Inggris juga berecana membuka kembali bandara untuk wisatawan. Sayangnya, hal itu dikecam oleh pasukan perbatasan dan pejabat kepolisian yang mengatakan sistem di negara itu tak cukup mampu memfasilitasi karantina untuk wisatawan asing.
"Kita harus menerima bahwa kita mungkin harus hidup dengan virus ini untuk sementara waktu," kata PM Inggris Boris Johnson.

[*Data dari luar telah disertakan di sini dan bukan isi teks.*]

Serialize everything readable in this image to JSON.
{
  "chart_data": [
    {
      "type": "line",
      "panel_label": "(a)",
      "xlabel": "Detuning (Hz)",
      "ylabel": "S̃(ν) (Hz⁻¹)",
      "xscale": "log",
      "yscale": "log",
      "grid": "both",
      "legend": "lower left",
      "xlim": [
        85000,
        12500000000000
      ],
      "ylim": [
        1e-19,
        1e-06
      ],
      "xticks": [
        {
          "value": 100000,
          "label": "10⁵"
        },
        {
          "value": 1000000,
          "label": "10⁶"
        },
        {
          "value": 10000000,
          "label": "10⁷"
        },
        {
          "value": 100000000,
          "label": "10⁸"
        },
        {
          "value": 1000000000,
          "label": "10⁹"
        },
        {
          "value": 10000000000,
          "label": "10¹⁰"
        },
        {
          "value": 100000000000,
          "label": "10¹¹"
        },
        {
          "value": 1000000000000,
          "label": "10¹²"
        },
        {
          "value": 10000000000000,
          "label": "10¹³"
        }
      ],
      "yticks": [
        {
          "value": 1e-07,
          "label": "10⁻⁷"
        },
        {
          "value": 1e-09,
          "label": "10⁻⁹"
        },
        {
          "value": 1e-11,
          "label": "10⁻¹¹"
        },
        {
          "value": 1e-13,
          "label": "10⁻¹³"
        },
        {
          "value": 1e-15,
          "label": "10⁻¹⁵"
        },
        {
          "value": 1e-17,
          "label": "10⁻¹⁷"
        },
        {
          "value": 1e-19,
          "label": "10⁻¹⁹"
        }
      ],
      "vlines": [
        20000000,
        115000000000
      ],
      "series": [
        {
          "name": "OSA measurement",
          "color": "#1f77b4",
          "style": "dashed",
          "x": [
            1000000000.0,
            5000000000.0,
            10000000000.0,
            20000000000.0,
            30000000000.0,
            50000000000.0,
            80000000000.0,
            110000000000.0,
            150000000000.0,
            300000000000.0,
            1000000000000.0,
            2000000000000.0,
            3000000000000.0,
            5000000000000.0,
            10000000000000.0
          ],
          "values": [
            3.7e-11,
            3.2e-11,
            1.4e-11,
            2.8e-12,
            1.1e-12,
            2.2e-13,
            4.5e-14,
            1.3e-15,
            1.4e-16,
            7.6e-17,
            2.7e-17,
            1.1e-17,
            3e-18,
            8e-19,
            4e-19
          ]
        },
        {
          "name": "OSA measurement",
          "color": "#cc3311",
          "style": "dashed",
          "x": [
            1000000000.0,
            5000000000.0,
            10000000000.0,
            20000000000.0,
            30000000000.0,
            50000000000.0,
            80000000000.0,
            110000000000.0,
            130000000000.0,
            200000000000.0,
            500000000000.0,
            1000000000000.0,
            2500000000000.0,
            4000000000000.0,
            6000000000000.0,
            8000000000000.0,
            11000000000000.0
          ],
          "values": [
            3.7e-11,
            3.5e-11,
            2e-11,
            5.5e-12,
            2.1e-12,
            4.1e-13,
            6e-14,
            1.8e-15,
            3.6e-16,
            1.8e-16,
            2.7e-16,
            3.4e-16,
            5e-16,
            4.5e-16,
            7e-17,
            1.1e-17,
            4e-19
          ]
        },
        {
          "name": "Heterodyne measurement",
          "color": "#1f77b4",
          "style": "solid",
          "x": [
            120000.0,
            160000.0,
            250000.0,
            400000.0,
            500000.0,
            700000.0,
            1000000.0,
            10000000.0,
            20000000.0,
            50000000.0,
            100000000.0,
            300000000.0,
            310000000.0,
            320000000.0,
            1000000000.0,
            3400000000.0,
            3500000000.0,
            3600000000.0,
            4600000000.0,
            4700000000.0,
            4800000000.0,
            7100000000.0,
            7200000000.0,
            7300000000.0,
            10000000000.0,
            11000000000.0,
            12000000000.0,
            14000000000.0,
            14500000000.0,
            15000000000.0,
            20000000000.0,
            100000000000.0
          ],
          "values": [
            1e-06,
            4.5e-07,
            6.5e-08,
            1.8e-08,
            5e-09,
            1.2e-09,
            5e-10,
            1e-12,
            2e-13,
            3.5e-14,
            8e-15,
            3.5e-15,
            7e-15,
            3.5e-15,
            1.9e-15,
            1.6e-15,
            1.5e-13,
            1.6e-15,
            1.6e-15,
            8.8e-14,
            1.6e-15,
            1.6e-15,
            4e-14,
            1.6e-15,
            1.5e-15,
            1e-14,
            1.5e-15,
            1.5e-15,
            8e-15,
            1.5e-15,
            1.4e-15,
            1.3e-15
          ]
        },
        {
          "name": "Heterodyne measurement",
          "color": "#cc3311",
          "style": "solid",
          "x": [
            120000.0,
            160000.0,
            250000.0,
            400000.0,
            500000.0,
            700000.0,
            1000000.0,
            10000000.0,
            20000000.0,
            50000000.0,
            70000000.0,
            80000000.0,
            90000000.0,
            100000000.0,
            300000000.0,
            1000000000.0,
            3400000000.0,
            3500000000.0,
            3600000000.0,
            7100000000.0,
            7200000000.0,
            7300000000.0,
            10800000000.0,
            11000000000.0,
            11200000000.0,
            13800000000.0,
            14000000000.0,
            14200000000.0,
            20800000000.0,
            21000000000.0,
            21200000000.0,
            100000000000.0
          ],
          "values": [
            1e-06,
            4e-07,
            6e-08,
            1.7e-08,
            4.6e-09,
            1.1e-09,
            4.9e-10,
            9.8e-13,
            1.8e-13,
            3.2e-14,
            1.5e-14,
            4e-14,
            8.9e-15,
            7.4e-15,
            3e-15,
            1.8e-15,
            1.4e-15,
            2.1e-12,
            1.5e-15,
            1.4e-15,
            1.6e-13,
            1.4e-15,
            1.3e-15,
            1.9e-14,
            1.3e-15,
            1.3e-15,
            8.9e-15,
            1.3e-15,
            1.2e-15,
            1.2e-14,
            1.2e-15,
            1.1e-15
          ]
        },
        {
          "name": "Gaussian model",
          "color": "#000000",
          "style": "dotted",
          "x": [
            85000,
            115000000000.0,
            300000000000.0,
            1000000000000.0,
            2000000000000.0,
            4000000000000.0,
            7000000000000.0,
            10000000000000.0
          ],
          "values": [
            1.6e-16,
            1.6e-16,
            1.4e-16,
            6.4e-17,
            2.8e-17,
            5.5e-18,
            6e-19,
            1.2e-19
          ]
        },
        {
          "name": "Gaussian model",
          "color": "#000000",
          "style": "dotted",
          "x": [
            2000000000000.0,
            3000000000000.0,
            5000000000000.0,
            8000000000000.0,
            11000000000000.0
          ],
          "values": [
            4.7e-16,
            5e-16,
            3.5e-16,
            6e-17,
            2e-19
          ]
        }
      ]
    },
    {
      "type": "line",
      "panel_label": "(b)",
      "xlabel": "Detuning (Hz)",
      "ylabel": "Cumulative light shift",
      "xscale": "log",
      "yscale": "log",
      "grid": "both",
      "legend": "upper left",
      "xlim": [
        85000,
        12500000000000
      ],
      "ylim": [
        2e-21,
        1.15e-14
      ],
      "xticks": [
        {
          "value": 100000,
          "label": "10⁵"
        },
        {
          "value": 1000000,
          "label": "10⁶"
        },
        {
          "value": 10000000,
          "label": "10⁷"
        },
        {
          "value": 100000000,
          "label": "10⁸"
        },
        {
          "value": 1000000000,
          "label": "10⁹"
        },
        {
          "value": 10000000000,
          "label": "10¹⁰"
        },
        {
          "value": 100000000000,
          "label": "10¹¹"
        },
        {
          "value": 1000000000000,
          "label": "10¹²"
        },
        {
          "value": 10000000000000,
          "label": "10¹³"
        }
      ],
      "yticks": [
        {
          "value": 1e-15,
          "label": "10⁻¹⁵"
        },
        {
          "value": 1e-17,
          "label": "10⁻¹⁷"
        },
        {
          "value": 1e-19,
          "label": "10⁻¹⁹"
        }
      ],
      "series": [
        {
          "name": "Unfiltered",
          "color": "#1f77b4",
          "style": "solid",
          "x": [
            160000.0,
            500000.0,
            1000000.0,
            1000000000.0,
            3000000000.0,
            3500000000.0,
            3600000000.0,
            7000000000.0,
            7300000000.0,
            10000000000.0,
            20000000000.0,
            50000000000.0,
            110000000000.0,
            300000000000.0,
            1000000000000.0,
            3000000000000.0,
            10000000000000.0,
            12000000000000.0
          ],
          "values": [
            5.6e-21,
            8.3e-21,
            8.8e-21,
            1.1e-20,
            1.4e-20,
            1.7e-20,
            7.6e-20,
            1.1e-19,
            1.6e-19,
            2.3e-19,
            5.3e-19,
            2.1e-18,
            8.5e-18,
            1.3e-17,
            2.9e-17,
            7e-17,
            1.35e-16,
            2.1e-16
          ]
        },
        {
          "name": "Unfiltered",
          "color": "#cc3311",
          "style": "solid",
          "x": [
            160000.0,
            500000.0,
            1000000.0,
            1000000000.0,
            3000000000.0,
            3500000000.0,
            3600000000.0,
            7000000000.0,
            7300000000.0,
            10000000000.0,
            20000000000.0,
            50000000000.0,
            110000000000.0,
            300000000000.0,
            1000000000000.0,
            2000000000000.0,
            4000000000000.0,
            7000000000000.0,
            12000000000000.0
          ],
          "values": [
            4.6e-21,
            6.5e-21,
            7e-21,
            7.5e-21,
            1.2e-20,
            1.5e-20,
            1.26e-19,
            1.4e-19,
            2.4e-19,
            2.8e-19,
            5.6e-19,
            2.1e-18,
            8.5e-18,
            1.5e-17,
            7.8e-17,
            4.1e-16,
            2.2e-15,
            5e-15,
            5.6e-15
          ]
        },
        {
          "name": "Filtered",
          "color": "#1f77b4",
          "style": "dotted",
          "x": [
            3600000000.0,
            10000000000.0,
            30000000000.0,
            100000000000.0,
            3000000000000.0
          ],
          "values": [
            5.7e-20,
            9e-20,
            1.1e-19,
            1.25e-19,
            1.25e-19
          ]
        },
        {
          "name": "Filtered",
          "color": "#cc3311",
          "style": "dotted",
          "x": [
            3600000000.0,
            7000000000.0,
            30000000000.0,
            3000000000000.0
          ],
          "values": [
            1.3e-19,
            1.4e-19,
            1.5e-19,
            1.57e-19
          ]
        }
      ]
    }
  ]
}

Senada, Perdana Menteri Italia Giuseppe Conte mengatakan pemerintah tak bisa menunggu vaksin untuk membuka kembali ekonomi. Menurutnya, upaya yang ditempuh kini telah didasarkan pada risiko yang diperhitungkan dan kesadaran bahwa kurva penularan mungkin akan kembali meningkat.
Sementara itu, dampak ekonomi lanjutan dari gelombang kedua pandemi juga telah dibicarakan di pertemuan Federal Open Market Committee pada akhir April. Sebagian peserta komite itu menilai bahwa kemungkinan besar ada gelombang kedua wabah dalam waktu dekat hingga menengah.
"Dalam skenario seperti itu, diyakini kemungkinan akan ada gangguan ekonomi lebih lanjut," demikian tertulis dalam risalah pertemuan.
Para pejabat Federal Reserve juga memperingatkan kemungkinan meningkatnya kebangkrutan bisnis dan rumah tangga serta ancaman terhadap stabilitas keuangan. Selain itu, meski ekonomi mulai berputar dan pabrik-pabrik kembali beroperasi di banyak negara, kekhawatiran gelombang kedua juga membayangi kepercayaan konsumen.
Direktur Senior Indikator Ekonomi The Conference Board, Lynn Franco mengatakan ekonomi yang berangsur berputar kembali telah menghentikan penurunan kepercayaan konsumen. Namun, pemulihannya cenderung melambat karena dibayangi ketidakpastian gelombang kedua virus corona.